Answer to Problem 28PPS

The maximum value is 23250.

Therefore, if the plant processing maximized, the profit is 23250 dollars.

Explanation of Solution

Given information :

Tons of plastic processes per week = 1200

Tons of plastic processed for food containers = 300

Tons of plastic processed for drink containers = 450

The profit for processing food containers= $ 17.50 per ton

The profit for processing drink containers = $ 20 per ton

Calculation :

Suppose x be the number of tons of food containers processed and y be the number of tons of drink containers processed.

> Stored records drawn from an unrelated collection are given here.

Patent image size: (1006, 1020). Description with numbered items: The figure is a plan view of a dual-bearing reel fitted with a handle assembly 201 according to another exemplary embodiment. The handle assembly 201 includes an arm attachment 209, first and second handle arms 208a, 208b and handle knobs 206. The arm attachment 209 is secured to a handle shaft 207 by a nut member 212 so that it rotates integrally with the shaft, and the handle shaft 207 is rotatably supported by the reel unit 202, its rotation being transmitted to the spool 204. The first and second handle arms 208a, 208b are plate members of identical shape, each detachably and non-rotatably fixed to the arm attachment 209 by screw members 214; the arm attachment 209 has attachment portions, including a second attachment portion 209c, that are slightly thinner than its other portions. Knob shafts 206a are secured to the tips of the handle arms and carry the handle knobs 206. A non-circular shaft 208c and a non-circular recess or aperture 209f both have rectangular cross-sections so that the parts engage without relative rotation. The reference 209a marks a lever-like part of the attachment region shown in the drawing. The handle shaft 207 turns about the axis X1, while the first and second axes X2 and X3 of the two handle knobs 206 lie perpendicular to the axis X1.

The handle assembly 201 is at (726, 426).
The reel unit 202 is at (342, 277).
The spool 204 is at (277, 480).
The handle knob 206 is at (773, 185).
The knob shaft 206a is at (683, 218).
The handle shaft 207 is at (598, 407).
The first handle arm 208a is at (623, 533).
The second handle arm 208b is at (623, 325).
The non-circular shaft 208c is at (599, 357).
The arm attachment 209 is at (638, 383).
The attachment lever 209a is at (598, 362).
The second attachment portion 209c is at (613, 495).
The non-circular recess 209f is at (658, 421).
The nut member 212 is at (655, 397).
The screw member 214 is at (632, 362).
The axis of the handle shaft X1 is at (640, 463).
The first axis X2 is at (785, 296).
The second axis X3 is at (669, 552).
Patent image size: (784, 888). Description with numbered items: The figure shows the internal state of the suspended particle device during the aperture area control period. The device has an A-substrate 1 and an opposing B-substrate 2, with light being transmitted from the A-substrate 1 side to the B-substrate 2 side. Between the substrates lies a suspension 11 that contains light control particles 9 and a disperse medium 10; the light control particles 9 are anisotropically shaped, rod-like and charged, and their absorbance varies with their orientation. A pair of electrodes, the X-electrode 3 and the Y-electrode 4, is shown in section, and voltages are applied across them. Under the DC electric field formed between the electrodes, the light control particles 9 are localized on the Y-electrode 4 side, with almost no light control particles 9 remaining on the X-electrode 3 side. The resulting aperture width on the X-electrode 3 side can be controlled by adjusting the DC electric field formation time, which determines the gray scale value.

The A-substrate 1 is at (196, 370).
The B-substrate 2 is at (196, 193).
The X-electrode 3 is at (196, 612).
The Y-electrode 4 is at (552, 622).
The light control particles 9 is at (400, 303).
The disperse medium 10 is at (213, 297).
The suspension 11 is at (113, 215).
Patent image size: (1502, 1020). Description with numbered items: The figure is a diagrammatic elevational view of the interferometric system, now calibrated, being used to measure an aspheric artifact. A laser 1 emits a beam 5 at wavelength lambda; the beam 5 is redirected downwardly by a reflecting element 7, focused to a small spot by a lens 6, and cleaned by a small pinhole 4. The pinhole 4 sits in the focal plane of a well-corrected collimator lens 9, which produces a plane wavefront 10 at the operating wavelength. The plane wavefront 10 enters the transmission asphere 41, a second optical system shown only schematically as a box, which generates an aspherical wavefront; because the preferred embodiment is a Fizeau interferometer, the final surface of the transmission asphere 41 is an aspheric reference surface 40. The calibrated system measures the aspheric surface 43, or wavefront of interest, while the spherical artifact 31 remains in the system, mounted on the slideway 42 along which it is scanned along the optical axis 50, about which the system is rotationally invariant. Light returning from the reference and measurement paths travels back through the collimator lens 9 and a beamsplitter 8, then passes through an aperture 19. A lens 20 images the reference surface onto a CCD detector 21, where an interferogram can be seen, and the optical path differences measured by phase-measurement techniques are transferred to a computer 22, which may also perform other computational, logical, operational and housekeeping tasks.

Then, the optimizing function is written as follows:

  $f\left(x,y\right)=17.5x+20y$

The constraints are:

  $\begin{array}{l}x+y\le 1200\hfill \\ x\ge 300\hfill \\ y\ge 450\hfill \end{array}$

The graph is shown below:

  

The vertices of the feasible region are $\left(300,450\right),\left(300,900\right)and\left(750,450\right).$

The table is created as shown below:

$\left(x,y\right)$	$f\left(x,y\right)=17.5x+20y$
$\left(300,450\right)$	$17.5\left(300\right)+20\left(450\right)=14250$
$\left(300,900\right)$	$17.5\left(300\right)+20\left(900\right)=23250$
$\left(750,450\right)$	$17.5\left(750\right)+20\left(450\right)=22125$

The maximum value is 23250. Therefore, if the plant maximized processing the profit is 23250 dollars.